The throwback cover of Free Energy’s debut Stuck On Nothing makes it clear: The record is supposed to fit neatly with the best rock albums of 30 years ago—and it does. Take a listen to the stomping, freewheeling party-rocker “Bang Pop,” with its textbook hooks and soaring chant, and try not to imagine it blasting out the speakers of some mulleted teenager’s 1976 Pontiac Trans Am ala Dazed And Confused.
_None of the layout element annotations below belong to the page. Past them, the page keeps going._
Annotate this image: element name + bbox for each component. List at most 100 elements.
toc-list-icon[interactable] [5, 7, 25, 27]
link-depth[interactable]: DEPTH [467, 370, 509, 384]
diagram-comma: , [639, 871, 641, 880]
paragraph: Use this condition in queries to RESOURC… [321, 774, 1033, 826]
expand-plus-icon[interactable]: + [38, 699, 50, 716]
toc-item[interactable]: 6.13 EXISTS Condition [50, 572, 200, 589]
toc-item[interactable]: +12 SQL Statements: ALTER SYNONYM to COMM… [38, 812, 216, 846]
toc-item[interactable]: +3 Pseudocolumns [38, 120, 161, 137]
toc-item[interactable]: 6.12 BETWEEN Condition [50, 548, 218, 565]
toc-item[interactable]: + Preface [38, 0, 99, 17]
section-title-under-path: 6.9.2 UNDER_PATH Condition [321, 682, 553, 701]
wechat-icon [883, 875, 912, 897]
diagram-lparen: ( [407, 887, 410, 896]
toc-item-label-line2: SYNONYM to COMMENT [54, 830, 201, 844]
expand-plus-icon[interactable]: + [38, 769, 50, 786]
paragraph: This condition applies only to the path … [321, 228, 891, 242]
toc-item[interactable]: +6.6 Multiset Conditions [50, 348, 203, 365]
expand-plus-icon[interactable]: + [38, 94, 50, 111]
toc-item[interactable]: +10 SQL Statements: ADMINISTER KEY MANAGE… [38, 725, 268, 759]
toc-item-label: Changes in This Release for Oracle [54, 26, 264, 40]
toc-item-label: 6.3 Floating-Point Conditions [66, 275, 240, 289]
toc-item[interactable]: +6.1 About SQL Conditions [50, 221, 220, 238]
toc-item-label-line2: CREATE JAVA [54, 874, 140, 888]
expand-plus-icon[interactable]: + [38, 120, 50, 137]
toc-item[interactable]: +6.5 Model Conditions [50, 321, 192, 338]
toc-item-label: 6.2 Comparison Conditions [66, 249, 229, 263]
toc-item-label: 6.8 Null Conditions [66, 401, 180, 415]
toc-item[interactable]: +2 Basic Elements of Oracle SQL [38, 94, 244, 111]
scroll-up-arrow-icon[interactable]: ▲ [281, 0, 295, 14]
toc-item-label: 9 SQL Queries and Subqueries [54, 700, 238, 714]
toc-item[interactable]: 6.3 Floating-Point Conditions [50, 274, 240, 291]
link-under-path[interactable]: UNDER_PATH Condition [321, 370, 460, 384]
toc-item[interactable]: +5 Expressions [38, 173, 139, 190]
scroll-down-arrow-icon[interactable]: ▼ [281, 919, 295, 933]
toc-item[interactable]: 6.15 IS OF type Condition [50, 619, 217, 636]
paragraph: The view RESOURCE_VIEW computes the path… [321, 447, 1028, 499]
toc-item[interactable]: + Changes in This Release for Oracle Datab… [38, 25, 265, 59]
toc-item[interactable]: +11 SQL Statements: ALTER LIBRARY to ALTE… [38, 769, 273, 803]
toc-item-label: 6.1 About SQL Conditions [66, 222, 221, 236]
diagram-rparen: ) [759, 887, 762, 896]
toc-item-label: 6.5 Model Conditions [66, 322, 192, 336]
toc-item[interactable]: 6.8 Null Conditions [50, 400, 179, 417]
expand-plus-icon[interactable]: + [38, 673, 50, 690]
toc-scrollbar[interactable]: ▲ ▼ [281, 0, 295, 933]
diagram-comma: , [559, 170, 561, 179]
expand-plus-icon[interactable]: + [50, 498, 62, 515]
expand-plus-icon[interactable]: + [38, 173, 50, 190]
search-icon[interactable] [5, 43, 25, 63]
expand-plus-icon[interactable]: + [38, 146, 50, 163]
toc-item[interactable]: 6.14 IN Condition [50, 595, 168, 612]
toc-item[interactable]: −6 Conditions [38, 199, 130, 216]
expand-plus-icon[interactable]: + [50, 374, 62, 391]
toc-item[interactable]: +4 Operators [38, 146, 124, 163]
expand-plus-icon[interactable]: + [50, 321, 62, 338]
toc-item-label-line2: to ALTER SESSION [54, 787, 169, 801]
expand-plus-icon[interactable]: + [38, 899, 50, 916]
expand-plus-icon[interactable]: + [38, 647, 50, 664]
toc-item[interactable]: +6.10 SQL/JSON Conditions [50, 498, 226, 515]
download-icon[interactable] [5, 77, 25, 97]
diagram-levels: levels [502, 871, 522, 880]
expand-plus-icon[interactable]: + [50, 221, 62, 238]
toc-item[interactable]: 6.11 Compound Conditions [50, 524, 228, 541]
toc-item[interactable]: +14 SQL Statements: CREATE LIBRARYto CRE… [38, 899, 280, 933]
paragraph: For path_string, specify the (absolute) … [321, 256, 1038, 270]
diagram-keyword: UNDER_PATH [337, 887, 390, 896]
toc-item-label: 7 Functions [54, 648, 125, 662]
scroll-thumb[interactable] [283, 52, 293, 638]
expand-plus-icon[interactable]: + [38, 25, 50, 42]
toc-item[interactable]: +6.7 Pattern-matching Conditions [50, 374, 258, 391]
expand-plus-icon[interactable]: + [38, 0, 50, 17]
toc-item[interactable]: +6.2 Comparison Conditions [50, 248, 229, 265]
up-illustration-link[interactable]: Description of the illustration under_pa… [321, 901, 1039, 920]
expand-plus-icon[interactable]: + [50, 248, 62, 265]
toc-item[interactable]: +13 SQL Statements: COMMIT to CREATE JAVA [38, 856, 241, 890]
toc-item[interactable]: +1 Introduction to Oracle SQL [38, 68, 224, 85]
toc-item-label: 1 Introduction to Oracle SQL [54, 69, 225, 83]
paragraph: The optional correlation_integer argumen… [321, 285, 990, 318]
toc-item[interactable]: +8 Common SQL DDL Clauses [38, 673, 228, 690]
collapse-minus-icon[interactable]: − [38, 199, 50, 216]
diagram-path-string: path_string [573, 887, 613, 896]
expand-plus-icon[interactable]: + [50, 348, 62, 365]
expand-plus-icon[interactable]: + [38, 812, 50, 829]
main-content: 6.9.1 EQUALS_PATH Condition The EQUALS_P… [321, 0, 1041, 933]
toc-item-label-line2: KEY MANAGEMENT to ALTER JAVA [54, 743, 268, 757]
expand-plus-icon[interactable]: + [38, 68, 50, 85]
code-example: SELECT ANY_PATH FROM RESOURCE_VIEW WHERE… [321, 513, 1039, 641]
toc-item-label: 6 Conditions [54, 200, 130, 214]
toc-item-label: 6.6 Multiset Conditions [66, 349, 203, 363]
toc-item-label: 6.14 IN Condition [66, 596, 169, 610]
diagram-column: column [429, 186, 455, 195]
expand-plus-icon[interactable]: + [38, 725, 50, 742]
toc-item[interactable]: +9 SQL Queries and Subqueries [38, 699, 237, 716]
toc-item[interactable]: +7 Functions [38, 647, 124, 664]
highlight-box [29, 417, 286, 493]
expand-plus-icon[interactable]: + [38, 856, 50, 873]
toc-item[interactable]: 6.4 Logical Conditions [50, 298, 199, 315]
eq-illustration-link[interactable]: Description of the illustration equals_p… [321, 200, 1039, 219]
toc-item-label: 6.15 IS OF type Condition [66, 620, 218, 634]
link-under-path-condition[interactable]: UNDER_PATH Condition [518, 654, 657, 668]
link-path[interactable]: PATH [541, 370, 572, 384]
Produced by James Murphy (of LCD Soundsystem) for his DFA label, Stuck On Nothing shares none of his irony: With ambitious, thick grooves and a thoroughly easygoing, feel-good attitude, there’s nothing disingenuous or contrived about the Philadelphia band’s sound.

Even on tracks that, on the surface, might seem a bit hokey, Free Energy succeeds with loose enthusiasm and unbridled confidence; yes, “Free Energy” sounds like a Thin Lizzy song, but authentically so. It’s all of the sunny, uncomplicated fun of classic glam-rock, with none of the silliness: Take, for example, “Hope Child,” which starts out sounding like a Kiss cover, and the six-and-a-half-minute “Wild Winds,” both of which wrap in layered, anthemic harmonies that bands such as T. Rex would never have touched. Unrestrained rock that vibes like this is never out of place.